5 aktorów Hollywood, o których nie wiedzieliście, że pochodzą z Australii

25 sierpnia, 2017 •• Wojtek ••

Znani, uzdolnieni, piękni i… amerykańscy? Tych pięcioro poniższych aktorów, którzy zasłynęli w Hollywood, wcale nie pochodzi z USA. Spodziewaliście się, że wychowali się, mieszkali lub w większości nadal mieszkają w Australii? My w większości nie.

Nicole Kidman – piękna aktorka, która co prawda urodziła się na Hawajach, ale wychowała się w Australii. Dzisiaj mieszka pół na pół w Stanach i na dowód przywiązania do korzeni – w Sydney. Nicole zagrała nawet w filmie pt. „Australia” (warto obejrzeć dla wspaniałych widoków Kimberley) – więcej pisaliśmy o tym w notce „5 filmów z Australią w tle”.

Russell Crowe – znany na całym świecie bohater „Gladiatora” urodził się w Nowej Zelandii, ale od czwartego roku życia mieszka w Australii.

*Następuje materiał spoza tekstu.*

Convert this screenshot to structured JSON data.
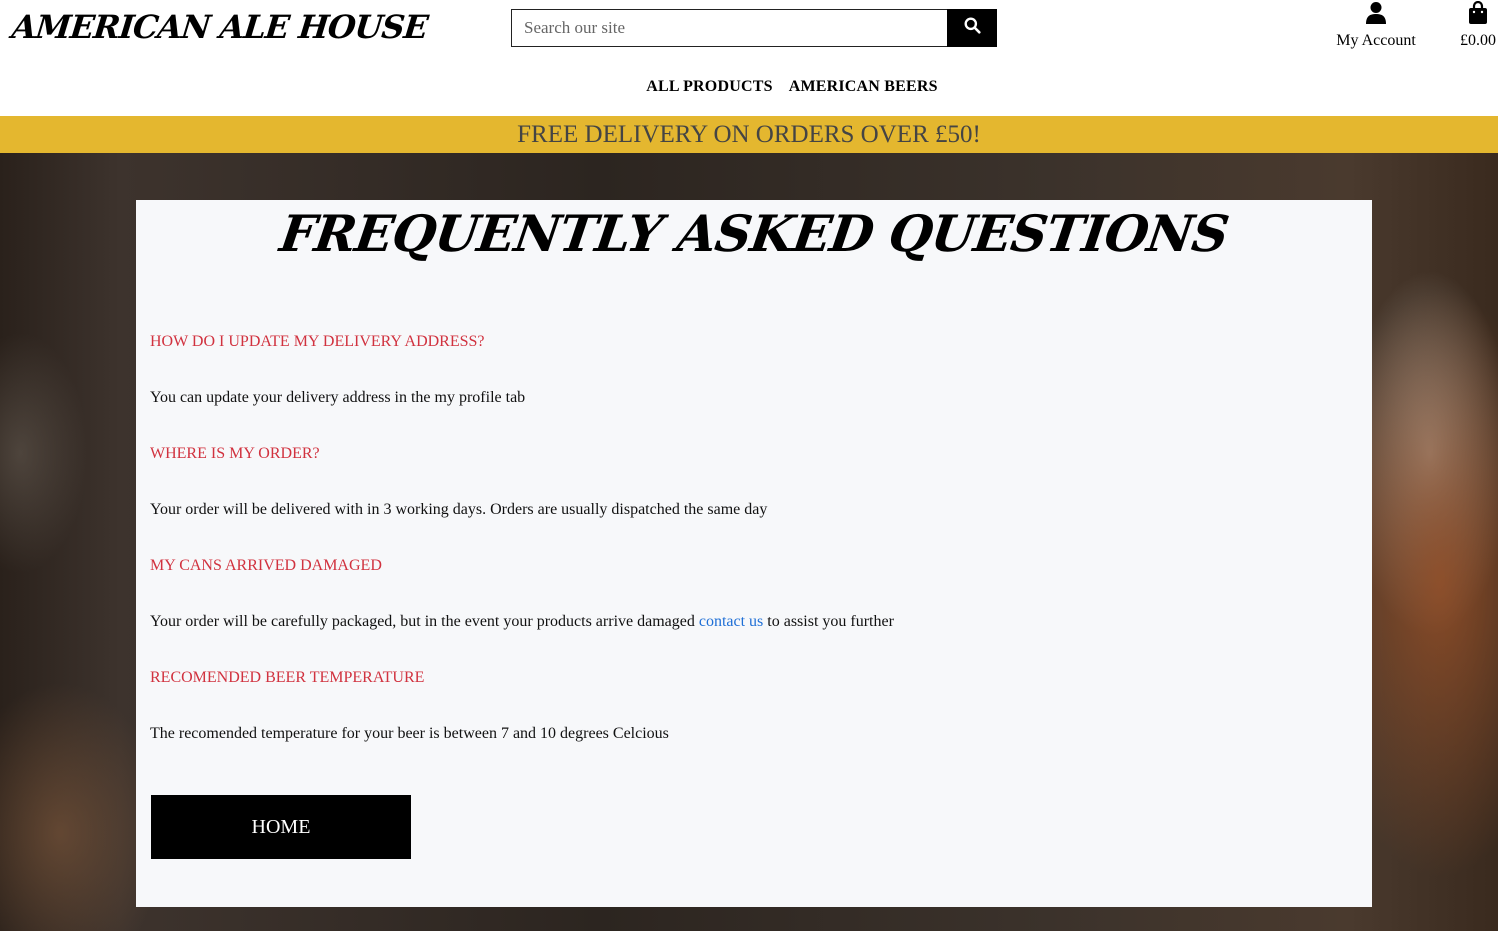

Zresztą do dzisiaj przebywa w Sydney, choć w rodzimej produkcji nie zagrał od wielu lat. Mieszka w dzielnicy Woolloomooloo i jest… współwłaścicielem jednej z tamtejszych drużyn rugby (Rabbithons). Swoje pochodzenie udowadnia m.in. akcentem – zawsze mówi „po australijsku” bez względu na to, gdzie przebywa.

Heath Ledger – urodził się w Perth i zanim zasłynął w Hollywood, udowodnił swój wielki talent aktorski grając w kilku australijskich produkcjach, np. w „Two Hands”. Niestety zmarł nagle w 2008 roku.

Cate Blanchett – nie tylko jej uroda robi ogromne wrażenie, ale także talent aktorski, który rozwija grając starannie dobrane filmowe role. Urodziła się w Melbourne, a dzisiaj mieszka w Sydney, gdzie prowadzi Sydney Theatre Company, w którym notabene czasami grywa.

Mel Gibson – znany publiczności z niemal każdego zakątka Ziemi Mel Gibson nie bez powodu znalazł się na końcu tego zestawienia. W związku z tym, że jego matka jest Australijką, wyprowadził się tam ze Stanów w wieku 12 lat. To właśnie w Australii skończył studia aktorskie, po których znowu wyjechał do USA. I tak mu zostało.

Inni znani aktorzy hollywoodzcy pochodzący z Australii to m.in. Naomi Watts, Eric Bana, Geoffrey Rush czy Hugh Jackman. A Wy kogo dorzucilibyście do tej listy?